Max Eguizabal, Writer

Often, calling a film pretentious is meant as little more as a rude insult. A movie with a hot head, with grandstanding, but without any of the importance or substance to back up a masterpiece. I would use pretentious to describe Roma. Not because it was not capable—it was, and very clearly so—but because Roma lacked the final edge. And when a move becomes pretentious, it has to live up to its ego 100% or it will fall flat on its face.

Roma has all the ingredients needed to make a great movie. It is led by an amazing director Alfonso Cuaron, responsible for Gravity and Children of Men. Roma takes place in an often overlooked setting, as it is set in Mexico in the 60’s at the time of the Tlatelolco massacre. And in some departments, Roma succeeded. The cinematography is one of the best on the best picture list and its music is used sparingly but effectively. The performances are amazing, with one of the rarest things in all of cinema: impressive child actors.

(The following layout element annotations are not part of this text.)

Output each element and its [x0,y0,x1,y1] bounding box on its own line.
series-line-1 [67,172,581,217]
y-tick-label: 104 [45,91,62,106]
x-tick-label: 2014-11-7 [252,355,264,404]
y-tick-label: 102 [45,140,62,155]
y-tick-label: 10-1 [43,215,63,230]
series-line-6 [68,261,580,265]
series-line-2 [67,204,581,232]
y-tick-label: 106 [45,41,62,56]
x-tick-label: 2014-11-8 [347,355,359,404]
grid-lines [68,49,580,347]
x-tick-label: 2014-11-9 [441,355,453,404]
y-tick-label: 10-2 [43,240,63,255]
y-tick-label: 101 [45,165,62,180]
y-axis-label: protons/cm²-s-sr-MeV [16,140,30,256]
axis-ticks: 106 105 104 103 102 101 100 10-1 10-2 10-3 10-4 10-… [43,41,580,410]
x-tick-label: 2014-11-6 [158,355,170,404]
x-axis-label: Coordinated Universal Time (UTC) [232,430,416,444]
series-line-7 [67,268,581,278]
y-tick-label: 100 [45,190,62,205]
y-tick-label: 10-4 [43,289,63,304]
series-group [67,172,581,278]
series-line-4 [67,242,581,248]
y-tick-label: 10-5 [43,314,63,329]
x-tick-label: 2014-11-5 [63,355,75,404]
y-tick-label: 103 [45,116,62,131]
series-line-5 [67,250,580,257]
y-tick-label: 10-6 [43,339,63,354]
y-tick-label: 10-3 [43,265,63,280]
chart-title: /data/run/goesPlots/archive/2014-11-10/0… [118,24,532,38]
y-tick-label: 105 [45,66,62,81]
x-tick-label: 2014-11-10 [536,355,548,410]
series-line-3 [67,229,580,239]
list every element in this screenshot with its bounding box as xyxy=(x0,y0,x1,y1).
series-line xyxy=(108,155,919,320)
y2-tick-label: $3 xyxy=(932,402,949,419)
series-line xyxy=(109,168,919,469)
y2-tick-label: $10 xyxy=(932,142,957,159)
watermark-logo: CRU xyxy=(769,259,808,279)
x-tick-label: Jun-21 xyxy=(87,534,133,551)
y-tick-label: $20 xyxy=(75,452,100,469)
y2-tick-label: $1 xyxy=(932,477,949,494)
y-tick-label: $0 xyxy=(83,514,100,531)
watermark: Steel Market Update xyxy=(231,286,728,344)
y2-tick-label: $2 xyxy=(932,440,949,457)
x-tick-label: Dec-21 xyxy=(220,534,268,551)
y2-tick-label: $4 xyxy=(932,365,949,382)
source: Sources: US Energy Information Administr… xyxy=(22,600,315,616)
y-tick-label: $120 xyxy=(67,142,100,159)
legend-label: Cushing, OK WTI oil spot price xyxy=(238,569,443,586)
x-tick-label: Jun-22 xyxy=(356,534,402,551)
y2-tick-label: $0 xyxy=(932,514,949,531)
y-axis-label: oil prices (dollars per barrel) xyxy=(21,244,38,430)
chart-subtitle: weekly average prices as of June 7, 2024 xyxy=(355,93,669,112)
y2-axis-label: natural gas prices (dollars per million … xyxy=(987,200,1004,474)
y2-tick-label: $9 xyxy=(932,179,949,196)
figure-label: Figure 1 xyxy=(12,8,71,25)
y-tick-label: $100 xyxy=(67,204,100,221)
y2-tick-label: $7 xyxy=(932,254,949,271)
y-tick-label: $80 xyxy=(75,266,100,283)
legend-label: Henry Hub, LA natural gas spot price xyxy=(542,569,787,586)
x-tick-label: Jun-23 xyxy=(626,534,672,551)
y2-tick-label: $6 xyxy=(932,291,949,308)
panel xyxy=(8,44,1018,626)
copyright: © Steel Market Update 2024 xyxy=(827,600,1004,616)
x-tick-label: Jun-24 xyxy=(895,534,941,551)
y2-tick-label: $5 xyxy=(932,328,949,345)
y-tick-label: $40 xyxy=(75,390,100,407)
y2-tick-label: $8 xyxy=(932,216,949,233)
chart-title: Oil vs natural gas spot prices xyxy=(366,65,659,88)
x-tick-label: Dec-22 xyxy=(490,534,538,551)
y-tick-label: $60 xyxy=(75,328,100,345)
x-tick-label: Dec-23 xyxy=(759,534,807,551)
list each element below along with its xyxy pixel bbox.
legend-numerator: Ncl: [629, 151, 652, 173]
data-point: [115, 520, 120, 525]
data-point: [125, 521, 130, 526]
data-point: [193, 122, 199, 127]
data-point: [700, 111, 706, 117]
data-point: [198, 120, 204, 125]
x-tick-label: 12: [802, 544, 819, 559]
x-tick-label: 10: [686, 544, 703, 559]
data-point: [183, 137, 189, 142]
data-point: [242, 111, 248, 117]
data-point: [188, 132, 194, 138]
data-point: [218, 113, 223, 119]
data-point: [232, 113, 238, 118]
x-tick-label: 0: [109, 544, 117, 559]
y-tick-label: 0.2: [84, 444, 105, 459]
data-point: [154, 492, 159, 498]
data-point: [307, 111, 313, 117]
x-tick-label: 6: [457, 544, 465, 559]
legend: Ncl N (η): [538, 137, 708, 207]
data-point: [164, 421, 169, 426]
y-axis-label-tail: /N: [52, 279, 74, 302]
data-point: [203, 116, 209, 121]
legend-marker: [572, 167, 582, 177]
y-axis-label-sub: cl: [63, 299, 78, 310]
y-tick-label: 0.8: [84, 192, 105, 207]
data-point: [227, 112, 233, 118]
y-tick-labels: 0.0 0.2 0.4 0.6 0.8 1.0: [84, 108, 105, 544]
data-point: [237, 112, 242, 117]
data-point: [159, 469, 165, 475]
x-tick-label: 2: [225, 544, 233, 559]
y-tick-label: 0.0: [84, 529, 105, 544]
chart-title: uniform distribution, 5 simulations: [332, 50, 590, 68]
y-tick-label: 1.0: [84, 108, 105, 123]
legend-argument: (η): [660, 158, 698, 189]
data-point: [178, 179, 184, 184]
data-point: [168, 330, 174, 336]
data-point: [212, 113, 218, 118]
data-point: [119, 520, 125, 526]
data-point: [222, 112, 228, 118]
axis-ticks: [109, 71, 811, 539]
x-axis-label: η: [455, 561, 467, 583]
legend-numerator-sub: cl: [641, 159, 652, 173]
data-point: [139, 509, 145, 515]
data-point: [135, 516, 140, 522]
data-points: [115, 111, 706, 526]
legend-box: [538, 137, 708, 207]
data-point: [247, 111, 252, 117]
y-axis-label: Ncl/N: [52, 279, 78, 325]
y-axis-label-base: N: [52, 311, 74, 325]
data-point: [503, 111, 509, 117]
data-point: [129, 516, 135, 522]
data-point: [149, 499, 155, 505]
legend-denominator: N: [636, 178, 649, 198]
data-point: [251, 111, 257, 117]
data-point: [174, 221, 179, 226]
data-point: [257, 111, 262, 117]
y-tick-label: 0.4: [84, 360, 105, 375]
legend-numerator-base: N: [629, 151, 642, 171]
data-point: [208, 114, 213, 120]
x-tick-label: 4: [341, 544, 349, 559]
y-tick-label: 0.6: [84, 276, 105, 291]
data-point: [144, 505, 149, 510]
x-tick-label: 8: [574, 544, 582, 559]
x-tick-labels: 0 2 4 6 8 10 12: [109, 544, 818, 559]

The ingredients are all there, but the film still did not live up to expectations, because the pot that holds everything together is broken; the script. The script of Roma is like a Jackson Pollock work; it does hold one’s attention, but it has no structure or point.

The characters that the viewer follows seem to go to hell and back; the Father of the family leaves them, the maid gets pregnant, then the boyfriend who got them pregnant leaves the maid, then the boyfriend who got the family pregnant is left, then the family starts to run out of money with the disappearance of the father, then the baby of the maid dies on birth, then the maid admits she did not even want the baby in the first place. Then the movie suddenly ends, with the Father officially gone, the maid without a baby. Tragedy without direction.

Roma has all the potential to be a longstanding masterpiece, with a fantastic writer/director who had a clear vision for what he wanted, with expressive actors, with unique setting and characters. However, it is evident that while Cuaron is a great director, he lacks skills in the writing department. While Cuaron does make interesting characters that I cared for, the characters lack a coherent plot structure to speak of. Roma is the worst kind of pretentious. Roma has all the ingredients to make a terrific movie and it knows it. But it fails in a crucial area which renders any message nullified. While Roma is one of the best on the best picture list, it is also the most disappointing.